Was, so betont er, seiner aktuellen Gefühlslage entspricht. Und sich auch nicht so schnell ändern soll. Deshalb beschränkt er sich in puncto Live-Darbietung auf ei- ne Handvoll Daten in Skandinavien und den USA, gibt nur wenige Interviews – und hat auch die ambitionierten Pläne seines Indie-Labels Pax Am deutlich zurückgeschraubt, weil er es leid ist, zuletzt 40.000 Alben seines schrulligen ORION-Projekts in Eigenregie zu verschicken – und sich anschließend mit den Beschwerden unzufriedener Kunden herumzuschlagen. „Manchen Leuten kann man es nicht recht machen“, stöhnt Adams. „Statt sich an mich zu wenden, weil sie ihre Platten nicht erhalten haben, beschweren sie sich auf Myspace oder in irgendwelchen Blogs.

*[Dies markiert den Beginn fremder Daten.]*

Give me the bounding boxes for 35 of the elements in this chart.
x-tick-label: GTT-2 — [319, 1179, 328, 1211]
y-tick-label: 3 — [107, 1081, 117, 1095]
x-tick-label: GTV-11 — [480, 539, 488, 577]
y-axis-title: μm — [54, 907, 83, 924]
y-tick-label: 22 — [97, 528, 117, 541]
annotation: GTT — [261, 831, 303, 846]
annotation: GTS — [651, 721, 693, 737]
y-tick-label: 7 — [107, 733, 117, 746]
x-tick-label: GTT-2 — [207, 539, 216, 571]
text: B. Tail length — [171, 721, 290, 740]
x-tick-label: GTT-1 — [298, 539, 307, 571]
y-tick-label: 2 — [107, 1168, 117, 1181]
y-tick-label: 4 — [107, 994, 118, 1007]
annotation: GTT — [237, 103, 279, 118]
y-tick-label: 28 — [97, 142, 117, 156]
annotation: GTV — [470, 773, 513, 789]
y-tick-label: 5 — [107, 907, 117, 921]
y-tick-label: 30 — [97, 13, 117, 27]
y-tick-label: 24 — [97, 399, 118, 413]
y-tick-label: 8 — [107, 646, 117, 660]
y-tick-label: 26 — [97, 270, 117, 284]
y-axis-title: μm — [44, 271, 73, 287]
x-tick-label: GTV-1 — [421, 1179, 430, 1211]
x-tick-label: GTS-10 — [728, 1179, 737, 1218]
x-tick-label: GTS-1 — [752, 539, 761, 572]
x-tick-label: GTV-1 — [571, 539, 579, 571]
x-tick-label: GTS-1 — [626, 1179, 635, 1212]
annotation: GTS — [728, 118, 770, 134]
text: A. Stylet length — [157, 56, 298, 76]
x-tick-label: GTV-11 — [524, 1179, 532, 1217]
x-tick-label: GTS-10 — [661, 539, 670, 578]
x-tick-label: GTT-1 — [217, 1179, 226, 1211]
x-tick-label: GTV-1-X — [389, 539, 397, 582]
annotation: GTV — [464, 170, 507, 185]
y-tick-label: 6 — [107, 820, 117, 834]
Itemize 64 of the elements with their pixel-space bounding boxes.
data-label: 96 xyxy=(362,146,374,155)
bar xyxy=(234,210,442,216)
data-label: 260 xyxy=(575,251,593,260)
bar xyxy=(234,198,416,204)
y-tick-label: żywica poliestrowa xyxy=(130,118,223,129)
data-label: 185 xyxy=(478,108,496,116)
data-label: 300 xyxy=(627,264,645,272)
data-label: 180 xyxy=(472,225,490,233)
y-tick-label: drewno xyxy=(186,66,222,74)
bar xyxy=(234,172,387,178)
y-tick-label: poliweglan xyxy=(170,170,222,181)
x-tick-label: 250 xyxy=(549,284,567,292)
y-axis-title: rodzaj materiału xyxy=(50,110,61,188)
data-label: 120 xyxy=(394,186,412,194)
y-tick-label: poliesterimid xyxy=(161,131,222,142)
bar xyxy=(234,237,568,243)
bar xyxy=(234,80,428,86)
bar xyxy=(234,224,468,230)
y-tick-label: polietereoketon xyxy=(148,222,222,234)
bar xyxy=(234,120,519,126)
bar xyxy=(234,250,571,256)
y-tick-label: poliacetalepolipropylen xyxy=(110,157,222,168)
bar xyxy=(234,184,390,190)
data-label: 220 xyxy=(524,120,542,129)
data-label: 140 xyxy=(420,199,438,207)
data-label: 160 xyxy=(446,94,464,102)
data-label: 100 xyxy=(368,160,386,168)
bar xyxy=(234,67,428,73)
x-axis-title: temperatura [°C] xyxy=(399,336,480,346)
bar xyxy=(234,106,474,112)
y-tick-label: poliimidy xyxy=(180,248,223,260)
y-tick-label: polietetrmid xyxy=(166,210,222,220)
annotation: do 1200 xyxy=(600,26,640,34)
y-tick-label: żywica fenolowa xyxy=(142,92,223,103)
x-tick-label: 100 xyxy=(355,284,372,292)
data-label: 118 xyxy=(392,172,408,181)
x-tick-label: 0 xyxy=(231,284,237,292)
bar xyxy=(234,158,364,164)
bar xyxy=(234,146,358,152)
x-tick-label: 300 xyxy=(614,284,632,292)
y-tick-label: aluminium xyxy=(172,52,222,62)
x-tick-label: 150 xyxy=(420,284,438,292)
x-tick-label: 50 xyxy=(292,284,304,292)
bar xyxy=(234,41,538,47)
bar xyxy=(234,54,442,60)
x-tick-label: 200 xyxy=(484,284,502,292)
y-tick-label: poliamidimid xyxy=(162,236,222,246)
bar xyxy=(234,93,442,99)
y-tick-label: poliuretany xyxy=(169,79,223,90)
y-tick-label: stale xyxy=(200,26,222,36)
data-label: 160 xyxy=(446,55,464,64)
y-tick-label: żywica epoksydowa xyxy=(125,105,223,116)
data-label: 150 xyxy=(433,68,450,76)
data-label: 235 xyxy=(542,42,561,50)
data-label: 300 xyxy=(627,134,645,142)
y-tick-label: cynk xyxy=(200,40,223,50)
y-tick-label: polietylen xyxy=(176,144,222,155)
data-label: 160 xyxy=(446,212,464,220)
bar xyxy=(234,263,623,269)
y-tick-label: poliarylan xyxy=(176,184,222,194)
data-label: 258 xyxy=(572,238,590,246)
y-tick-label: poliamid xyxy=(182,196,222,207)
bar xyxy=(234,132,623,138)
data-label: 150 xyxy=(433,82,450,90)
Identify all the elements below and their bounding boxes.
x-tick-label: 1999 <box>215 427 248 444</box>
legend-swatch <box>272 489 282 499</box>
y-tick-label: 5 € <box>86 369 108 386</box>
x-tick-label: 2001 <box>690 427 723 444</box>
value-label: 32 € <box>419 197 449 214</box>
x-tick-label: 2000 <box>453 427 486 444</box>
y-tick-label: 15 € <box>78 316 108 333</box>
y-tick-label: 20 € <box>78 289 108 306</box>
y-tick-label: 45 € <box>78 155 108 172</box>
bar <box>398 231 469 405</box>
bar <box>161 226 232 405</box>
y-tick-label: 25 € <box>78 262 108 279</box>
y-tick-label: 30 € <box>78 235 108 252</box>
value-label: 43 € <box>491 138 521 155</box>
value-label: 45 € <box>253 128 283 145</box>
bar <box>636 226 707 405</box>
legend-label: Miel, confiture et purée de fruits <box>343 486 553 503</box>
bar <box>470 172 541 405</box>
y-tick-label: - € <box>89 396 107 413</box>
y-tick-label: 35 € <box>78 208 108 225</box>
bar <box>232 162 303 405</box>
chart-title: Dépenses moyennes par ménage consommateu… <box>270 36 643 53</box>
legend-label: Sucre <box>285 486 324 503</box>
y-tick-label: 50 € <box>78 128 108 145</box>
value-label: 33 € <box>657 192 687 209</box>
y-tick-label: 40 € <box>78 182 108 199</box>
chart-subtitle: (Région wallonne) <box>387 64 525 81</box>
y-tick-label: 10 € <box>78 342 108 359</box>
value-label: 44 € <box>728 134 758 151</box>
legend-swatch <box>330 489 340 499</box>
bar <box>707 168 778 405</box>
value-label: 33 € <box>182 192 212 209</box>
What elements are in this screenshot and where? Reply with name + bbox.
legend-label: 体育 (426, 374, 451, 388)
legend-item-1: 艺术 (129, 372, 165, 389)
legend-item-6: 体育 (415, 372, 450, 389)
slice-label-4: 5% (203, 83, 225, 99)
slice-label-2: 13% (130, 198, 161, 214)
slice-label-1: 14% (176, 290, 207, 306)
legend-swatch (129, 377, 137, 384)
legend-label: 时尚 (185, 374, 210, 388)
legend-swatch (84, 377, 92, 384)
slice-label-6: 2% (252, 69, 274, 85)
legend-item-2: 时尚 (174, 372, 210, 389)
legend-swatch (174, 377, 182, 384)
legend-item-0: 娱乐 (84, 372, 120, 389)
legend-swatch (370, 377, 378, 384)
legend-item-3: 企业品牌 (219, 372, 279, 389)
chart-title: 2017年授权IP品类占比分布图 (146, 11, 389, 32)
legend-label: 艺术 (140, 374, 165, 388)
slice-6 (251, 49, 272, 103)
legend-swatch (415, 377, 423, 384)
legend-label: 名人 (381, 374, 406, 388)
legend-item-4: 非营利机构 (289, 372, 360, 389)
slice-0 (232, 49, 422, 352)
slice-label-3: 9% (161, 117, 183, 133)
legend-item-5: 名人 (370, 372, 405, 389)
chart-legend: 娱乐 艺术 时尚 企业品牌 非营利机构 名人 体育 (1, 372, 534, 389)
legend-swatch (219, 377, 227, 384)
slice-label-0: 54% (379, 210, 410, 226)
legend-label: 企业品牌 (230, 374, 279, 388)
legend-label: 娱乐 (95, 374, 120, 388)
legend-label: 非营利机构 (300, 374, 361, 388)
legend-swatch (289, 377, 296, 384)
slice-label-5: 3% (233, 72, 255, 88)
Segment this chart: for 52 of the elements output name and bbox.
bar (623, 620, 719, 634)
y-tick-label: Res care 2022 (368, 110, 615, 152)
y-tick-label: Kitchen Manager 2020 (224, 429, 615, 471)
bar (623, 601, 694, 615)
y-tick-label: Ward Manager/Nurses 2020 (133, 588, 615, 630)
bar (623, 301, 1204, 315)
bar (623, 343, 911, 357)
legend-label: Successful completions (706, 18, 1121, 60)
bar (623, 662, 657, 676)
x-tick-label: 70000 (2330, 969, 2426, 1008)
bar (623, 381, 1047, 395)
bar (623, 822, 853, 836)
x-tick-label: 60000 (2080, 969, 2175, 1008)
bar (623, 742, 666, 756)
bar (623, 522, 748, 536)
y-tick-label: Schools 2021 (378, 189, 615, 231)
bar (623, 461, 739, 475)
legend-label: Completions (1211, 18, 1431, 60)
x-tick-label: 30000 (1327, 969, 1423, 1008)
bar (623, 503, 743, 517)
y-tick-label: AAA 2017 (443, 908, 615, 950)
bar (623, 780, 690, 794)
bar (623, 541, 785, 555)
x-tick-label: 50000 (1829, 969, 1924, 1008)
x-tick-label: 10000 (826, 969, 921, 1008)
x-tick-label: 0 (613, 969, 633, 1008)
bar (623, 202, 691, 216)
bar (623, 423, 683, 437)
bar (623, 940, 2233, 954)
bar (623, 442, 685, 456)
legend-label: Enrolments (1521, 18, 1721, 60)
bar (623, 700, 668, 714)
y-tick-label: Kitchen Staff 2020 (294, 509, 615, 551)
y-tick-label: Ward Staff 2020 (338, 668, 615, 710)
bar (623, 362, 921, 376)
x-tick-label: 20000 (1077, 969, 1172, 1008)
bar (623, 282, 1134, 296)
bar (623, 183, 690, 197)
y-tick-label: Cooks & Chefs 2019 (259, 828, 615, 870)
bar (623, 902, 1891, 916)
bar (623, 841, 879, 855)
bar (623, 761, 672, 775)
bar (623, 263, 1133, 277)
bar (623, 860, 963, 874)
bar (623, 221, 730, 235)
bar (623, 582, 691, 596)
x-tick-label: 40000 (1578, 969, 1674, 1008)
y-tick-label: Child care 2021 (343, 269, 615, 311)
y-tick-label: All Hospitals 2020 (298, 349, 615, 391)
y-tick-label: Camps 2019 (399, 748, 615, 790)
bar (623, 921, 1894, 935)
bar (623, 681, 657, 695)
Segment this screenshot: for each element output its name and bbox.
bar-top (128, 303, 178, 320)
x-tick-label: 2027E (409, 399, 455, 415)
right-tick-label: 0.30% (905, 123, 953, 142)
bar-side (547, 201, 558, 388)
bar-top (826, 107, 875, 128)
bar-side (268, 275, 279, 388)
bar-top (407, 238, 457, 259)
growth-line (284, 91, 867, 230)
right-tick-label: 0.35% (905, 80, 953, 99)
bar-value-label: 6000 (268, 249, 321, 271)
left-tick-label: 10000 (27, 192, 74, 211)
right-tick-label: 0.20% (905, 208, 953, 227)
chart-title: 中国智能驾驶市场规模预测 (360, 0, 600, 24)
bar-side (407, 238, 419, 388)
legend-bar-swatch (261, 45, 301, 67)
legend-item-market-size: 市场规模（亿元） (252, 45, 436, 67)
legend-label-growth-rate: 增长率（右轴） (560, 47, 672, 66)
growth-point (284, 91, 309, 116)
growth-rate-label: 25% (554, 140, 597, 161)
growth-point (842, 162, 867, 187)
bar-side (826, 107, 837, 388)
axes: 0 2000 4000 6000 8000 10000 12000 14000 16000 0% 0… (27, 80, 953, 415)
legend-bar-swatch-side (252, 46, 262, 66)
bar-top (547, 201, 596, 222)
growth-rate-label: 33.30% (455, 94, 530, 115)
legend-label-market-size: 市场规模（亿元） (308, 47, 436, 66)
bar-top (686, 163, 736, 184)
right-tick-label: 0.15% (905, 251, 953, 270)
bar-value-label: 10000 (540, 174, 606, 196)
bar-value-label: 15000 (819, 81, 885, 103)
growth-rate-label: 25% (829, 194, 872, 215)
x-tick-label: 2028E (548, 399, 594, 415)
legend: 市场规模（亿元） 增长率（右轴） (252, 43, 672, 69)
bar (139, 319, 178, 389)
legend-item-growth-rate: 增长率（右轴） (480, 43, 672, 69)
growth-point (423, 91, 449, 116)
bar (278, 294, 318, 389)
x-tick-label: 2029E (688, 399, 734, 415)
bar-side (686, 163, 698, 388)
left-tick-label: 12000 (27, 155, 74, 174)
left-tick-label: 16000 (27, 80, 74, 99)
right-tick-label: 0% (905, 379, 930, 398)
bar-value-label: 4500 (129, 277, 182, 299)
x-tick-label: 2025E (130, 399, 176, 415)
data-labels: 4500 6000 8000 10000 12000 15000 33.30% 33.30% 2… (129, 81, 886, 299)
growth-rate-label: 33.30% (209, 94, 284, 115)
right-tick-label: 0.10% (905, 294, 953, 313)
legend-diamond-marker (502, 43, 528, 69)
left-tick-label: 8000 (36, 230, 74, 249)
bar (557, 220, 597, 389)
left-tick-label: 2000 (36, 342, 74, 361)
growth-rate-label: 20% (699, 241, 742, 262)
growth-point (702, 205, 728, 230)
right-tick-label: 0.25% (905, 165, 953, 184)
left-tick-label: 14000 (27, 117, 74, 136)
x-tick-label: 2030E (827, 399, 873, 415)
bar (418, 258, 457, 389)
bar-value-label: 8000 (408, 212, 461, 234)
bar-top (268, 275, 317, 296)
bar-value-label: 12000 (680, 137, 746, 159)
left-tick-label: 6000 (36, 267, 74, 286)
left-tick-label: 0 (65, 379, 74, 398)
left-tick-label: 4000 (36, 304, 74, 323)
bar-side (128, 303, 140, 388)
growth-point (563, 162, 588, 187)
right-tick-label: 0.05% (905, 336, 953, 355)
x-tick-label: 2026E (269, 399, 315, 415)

Damit will ich mich nicht mehr rumärgern.“

Weshalb er die fünf unveröffentlichten Alben, die noch in seinem Archiv schlummern, nun über eine große Plattenfirma abwickelt. „Das kostet die Leute zwar mehr, aber dafür bekommen sie die Sachen schneller – und ganz easy im Laden.“ Denn easy ist besser. Gerade für jemanden, dessen bisheriges Leben nicht wirklich leicht war.